— Печально, — насмешливо возразил я, — что достижения администрации… Да прославится она в веках… — Тут я преувеличенно низко поклонился. — …Что эти достижения, в которых никто не сомневается, уже никого не удовлетворяют. Взгляните на толпы недовольных, которые ежедневно слоняются по улицам. Да, у нас есть хлеб. Да, мы не голодаем, хотя и не едим досыта. Да, проституция процветает, насколько позволяет климат. Но не хлебом единым жив человек.
Он посмотрел на меня испытующе, но не сказал ни слова.
— Что мы имеем, кроме хлеба насущного и крыши над головой? — продолжал я. — Не буду говорить о качестве этого хлеба и этой крыши. Давайте посмотрим правде в глаза. У нас отнято все, что нас возвышало, что превращало неисчислимые серые массы в единый организм, правда, организм довольно тупоумный, — говорил я, не сводя глаз с застигнутого врасплох чиновника. — У нас нет больше отечества, которое нас вдохновляло, которое наделяло нас честью и придавало нашей жизни величие, и смысл. У нас нет больше партий… Видите, я не требую ничего невозможного. Нет партий, которые воодушевляли бы нас обещаниями и идеалами. Мы лишены даже самого жалкого развлечения — войны, которая нас сплачивала и в которой нужно было выжить, лишены героев, которыми мы восторгались. Даже церкви, — рассмеялся я, — вы превратили в частные заведения для маленьких развлечений.
Чиновник все еще молчал.
— Отечество, партии, войны, церкви — это все вещи, значение которых мы сильно преувеличивали. Согласен. Но это все же хоть что-нибудь, — продолжал я. — А что вы дали нам взамен? Мы пожертвовали всем этим. А что получили?
— Ничего, — сказал чиновник.
— В таком случае мы совершили плохую сделку, — заявил я. — У нас не осталось ничего, кроме наших однообразных развлечений, нашего пива, наших девок, наших футбольных стадионов и наших воскресных прогулок.
— Да, у нас осталось только это, — сказал чиновник.
— И вы хотите, чтобы я с головой погрузился в это серое море повседневности? — спросил я. — Вы ведь это хотели сказать, не так ли?

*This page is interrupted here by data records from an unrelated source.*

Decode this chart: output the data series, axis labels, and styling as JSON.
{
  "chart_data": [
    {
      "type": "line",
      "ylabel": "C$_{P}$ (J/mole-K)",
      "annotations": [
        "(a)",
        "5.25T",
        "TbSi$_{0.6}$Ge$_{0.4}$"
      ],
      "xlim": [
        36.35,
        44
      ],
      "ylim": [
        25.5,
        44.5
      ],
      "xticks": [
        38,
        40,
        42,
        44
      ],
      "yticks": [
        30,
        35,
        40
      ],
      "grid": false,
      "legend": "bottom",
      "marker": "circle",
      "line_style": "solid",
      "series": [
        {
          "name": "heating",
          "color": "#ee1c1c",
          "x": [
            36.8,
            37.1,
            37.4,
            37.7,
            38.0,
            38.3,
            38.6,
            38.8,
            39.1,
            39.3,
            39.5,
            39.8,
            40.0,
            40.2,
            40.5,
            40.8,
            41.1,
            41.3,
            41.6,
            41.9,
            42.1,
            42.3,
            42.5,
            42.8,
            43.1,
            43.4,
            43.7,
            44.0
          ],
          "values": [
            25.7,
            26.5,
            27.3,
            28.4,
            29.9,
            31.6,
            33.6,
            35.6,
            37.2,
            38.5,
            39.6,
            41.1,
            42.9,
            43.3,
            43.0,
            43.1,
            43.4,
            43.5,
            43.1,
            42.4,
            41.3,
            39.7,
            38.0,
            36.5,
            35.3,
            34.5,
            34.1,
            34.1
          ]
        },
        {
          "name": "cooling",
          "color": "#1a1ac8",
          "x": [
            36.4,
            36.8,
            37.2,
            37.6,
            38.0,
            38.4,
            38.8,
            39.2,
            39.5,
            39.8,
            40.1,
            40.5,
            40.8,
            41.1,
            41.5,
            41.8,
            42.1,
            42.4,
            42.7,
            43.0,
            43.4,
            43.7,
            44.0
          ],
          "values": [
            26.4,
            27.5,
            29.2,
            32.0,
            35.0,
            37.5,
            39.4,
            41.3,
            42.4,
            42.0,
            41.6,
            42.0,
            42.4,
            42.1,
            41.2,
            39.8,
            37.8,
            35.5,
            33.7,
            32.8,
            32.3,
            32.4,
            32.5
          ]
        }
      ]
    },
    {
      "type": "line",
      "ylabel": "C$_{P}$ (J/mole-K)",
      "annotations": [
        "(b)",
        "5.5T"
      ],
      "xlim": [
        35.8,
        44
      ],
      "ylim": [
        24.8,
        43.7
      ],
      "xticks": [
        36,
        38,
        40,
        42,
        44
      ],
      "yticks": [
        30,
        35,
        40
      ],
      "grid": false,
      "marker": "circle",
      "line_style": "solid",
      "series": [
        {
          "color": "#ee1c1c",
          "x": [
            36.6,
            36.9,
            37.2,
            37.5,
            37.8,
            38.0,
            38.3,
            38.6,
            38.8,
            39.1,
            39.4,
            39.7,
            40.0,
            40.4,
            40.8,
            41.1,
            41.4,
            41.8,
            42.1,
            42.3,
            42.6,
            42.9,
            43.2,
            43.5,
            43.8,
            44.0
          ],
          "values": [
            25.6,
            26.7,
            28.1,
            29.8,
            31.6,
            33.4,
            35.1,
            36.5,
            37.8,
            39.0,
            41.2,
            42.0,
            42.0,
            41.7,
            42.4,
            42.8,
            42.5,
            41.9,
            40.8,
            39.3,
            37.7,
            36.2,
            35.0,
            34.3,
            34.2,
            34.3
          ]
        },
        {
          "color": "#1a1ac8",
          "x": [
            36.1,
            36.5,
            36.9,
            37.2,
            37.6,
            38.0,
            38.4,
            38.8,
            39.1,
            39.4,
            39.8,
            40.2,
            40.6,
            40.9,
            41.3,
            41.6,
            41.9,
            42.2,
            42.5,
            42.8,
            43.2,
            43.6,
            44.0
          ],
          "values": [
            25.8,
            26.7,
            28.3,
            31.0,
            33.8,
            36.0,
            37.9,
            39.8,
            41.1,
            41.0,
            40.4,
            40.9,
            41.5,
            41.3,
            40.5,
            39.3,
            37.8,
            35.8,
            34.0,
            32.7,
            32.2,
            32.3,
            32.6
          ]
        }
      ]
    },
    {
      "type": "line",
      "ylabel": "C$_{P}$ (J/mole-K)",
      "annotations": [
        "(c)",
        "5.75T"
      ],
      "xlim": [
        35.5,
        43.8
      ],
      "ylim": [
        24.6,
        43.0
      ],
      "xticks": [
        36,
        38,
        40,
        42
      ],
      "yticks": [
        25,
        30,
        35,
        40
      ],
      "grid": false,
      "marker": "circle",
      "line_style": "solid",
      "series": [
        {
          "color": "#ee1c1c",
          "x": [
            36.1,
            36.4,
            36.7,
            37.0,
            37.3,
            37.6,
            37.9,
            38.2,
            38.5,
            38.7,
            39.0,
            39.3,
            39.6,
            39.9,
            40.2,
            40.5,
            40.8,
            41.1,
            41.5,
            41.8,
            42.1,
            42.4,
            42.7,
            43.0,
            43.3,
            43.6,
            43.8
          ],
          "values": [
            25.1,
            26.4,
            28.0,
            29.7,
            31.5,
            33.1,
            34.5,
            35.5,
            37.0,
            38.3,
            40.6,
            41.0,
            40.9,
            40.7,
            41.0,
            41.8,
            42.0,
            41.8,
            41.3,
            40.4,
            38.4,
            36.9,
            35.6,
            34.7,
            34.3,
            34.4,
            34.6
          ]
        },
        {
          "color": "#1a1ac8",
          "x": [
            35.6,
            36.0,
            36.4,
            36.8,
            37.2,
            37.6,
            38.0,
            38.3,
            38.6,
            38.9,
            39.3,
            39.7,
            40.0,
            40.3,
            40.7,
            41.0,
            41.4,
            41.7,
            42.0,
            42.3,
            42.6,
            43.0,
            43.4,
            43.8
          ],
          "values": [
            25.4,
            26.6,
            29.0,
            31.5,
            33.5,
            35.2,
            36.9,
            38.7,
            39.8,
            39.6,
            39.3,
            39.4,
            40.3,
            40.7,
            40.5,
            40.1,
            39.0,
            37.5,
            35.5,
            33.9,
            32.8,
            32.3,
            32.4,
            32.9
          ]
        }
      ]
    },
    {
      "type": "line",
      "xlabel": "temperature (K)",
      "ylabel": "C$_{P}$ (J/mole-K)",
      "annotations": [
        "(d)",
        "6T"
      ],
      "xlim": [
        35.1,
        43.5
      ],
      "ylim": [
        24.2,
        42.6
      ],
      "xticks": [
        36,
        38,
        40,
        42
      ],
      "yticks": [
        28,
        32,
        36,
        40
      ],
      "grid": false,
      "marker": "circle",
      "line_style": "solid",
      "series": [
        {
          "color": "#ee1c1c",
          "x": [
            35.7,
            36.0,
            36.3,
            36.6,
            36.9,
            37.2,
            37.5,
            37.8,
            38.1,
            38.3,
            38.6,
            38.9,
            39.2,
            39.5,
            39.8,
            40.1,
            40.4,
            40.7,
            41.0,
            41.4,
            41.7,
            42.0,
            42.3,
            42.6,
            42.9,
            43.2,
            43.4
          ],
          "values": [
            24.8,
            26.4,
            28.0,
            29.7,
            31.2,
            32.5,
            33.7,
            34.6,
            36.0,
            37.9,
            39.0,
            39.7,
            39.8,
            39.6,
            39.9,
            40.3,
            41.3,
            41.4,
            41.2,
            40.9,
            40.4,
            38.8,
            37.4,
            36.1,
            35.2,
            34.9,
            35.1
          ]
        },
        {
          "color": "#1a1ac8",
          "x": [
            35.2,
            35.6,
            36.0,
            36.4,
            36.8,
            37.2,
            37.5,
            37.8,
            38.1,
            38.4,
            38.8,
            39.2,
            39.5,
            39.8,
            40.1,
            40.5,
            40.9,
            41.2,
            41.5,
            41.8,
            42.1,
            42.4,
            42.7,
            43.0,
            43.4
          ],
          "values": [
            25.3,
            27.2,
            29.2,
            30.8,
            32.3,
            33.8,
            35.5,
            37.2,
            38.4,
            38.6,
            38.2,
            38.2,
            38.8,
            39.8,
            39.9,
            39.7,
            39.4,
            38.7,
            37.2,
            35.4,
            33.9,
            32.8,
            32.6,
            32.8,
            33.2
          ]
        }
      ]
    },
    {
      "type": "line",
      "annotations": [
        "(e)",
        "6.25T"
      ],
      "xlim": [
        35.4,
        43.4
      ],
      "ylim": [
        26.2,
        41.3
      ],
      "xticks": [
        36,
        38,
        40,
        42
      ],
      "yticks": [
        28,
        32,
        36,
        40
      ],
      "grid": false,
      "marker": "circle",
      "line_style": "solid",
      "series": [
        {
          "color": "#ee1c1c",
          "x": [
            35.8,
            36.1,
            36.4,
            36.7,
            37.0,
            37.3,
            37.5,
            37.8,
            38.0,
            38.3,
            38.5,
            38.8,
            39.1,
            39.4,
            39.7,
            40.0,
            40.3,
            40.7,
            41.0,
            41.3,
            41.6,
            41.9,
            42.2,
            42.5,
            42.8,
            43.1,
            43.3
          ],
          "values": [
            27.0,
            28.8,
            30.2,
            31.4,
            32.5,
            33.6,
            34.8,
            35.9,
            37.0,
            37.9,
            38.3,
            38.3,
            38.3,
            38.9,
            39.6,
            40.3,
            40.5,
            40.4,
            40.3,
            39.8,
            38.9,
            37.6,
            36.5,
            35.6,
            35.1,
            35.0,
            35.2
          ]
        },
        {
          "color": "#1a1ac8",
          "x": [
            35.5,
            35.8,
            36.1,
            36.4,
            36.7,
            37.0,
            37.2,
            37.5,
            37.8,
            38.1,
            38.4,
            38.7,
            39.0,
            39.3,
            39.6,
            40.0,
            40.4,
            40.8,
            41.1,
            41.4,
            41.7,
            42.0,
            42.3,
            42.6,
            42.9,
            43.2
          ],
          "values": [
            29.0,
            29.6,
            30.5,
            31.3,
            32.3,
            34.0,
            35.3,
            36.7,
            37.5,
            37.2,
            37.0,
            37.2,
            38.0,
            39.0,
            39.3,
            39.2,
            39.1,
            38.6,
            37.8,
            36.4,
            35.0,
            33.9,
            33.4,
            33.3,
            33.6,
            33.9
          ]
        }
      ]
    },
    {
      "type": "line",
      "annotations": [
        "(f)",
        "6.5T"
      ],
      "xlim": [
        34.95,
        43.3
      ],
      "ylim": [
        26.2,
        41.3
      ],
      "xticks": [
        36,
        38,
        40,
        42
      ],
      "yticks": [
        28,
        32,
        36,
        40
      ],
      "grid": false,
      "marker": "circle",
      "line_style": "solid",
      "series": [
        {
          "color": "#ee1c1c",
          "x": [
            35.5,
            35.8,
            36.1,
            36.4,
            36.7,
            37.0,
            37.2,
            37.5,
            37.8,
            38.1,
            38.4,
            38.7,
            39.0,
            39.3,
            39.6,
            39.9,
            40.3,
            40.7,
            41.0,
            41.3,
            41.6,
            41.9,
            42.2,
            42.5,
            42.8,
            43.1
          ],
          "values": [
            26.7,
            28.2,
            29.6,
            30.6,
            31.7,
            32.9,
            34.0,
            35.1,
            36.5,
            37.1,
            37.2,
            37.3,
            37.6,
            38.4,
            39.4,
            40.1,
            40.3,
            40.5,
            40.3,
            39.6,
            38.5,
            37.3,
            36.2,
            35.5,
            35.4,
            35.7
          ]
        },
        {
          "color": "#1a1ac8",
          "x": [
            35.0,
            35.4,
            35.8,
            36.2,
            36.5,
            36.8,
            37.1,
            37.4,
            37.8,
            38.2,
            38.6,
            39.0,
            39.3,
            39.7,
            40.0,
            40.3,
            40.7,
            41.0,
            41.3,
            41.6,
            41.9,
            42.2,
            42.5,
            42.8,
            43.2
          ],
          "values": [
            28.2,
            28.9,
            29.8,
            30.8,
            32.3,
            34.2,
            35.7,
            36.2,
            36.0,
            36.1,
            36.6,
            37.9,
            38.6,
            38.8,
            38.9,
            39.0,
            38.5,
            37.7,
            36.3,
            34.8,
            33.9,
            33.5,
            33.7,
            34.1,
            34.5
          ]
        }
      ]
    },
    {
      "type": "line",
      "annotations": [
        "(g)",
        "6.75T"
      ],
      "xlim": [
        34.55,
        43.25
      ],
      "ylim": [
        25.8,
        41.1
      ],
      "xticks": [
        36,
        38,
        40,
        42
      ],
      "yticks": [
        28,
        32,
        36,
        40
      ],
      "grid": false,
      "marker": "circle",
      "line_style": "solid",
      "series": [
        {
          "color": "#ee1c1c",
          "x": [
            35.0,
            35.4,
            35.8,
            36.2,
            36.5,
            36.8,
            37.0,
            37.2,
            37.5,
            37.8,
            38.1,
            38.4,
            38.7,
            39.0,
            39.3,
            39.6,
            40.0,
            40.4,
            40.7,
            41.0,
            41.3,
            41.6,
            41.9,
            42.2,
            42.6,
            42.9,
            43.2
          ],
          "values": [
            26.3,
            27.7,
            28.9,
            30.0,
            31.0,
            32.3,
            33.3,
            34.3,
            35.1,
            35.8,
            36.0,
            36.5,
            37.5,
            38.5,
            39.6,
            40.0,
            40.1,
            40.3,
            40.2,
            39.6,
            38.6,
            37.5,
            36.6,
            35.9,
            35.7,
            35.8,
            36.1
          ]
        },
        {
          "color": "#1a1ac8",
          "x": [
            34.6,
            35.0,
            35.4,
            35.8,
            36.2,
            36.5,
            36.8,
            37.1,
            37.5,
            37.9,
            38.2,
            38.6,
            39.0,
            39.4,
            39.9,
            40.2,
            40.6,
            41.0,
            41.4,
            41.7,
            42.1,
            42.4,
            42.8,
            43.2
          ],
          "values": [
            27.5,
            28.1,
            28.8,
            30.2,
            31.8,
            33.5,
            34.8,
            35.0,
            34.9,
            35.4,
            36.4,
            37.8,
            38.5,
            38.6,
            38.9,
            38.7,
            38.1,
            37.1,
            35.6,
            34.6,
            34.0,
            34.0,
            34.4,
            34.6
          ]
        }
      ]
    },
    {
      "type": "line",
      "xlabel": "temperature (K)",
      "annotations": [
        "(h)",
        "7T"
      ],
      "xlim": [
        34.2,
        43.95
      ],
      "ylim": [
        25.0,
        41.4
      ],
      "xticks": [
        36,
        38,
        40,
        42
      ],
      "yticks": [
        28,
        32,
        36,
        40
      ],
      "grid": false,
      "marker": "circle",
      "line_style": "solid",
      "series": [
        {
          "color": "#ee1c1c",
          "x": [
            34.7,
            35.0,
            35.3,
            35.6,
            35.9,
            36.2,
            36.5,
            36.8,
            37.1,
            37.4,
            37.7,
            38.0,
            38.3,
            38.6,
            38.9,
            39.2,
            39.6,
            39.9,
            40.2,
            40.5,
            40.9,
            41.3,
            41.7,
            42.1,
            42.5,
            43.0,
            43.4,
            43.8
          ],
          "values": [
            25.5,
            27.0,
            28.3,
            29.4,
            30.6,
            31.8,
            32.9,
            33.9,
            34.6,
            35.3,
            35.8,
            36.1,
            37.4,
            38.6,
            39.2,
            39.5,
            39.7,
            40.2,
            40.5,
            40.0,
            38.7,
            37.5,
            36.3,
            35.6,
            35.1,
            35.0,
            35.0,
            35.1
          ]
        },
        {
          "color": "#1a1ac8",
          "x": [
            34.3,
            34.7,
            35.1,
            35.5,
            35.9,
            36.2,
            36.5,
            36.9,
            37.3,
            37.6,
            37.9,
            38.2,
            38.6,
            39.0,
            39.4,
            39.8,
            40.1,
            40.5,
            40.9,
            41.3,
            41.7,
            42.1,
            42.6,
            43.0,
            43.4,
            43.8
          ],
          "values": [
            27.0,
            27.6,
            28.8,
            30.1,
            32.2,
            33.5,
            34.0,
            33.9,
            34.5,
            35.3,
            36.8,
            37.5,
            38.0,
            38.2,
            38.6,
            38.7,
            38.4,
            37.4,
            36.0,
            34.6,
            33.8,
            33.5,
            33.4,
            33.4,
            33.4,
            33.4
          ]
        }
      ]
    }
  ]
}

Чиновник молча смотрел на меня. В комнате стояла мертвая тишина. Наконец он встал, предложил мне еще одну сигарету и сказал:
— Вы должны решиться на этот шаг.
Его лицо окаменело, стало жестоким. Настойчивость, с которой он уже во второй раз призывал меня решиться на эту ужасную жизнь, снова вызвала во мне подозрение, что администрация собирается толкнуть меня на этот шаг, даже если я буду отказываться. Я видел, с какой легкостью чиновник соглашался со мной — как человек, которому не надо кого-то уговаривать, ибо у него есть средство настоять на своем. И это усиливало мое подозрение.
— Вы не имеете права меня заставлять, — сказал я спокойным голосом, но весь напрягся в ожидании ответа и в надежде, что терпение его наконец лопнет.
— Не имеем, — подтвердил он. — Я вам об этом уже говорил.
— Следовательно, администрация намерена только побеседовать со мной, — сказал я. — Должен признаться, это меня удивляет. У администрации, надо думать, есть дела поважнее, чем беседовать с бедолагой вроде меня. Администрация отдает распоряжения, и у нее должны быть средства, чтобы проводить их в жизнь. Ненасильственных администраций не бывает. Я прошу вас сказать мне: что означает мой вызов к вам?